In fact, there never was a post-Troubles lessons-learnt commission to investigate the Republic's intelligence, counterintelligence or counterespionage systems. Instead, the intelligence failures were continuously ignored and the intelligence system remained unchanged. Worse, in recent years, Taoisigh and Ministers for Justice have stated that the state intelligence system during the Troubles was a success and therefore did not need a major overhaul.

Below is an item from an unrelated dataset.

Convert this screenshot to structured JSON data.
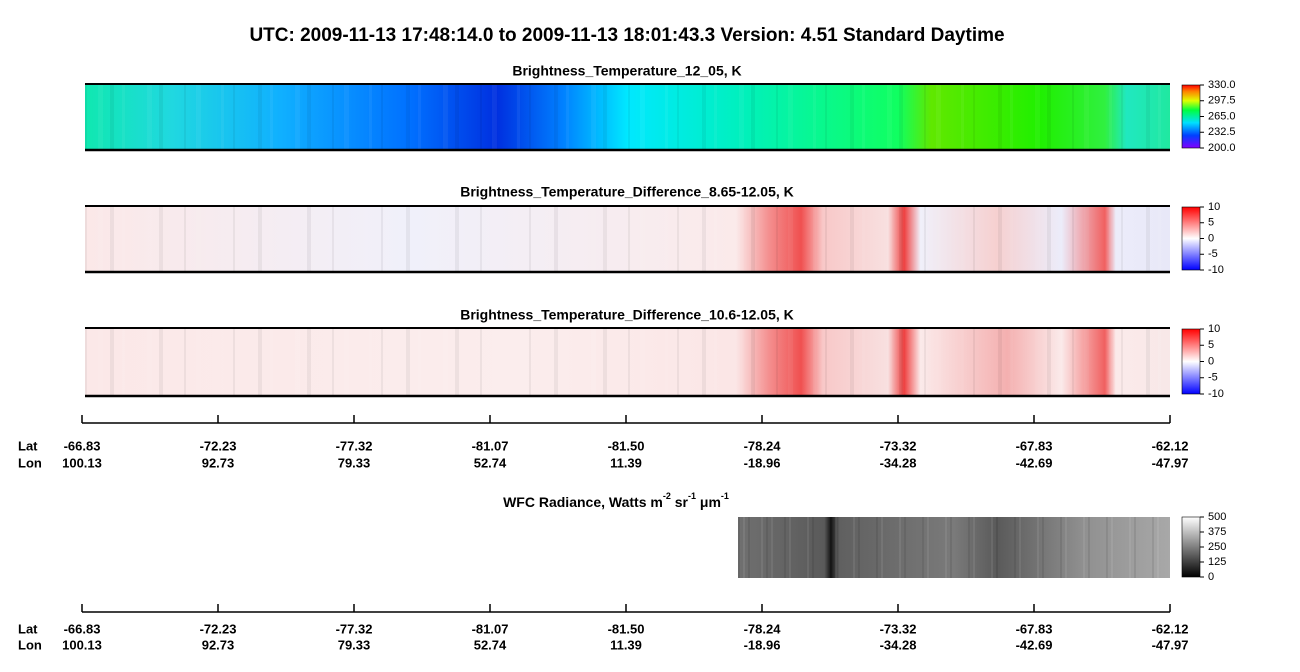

Review of State Intelligence System

The only inquiry that did take place occurred in 1973 following the successful helicopter escape of three PIRA prisoners from Mountjoy Prison. The government appointed an inquiry, headed by High Court Judge Thomas Finlay, assisted by former Garda and Defence Forces officers, to investigate the circumstances of the escape. In his 1974 report Justice Finlay found that both the Garda and Defence Forces intelligence departments were under-staffed and under-resourced and recommended immediate increases in all staffing numbers and recommended the establishment of intelligence units in the Air Corps and Naval Service. He also found that communications between the Gardaí and the military were ad hoc and inadequate and recommended the creation of new joint bodies to include:

  • National Security Council comprising ministers and the Garda Commissioner and Defence Forces Chief of Staff;
  • Garda/Army Operations Committee;
  • National Intelligence Committee;
  • Garda/Army Security Information Committee to be chaired by a minister;
  • Garda/Army Communications Committee; and
  • Inter-departmental Communications committee to ensure essential national communications in the event of strikes or sabotage. (C. Brady 2014, 71)

The Government of course accepted the report but shelved the important recommendations (2) (3) (4) (5) and (6). Coordination between the Garda and Military intelligence remained ad hoc. The proposed National Security Council became The National Security Committee (NSC) and tasked with advising the Taoiseach on high-level security issues but not operational security matters. The fact that the NSC does not discuss operational security matters and is without a secretariat or intelligence fusion function confirms that it is merely a briefing body and discussion group; this despite numerous Taoisigh claiming it to be a secretive body about which they were unwilling to discuss due to security reasons.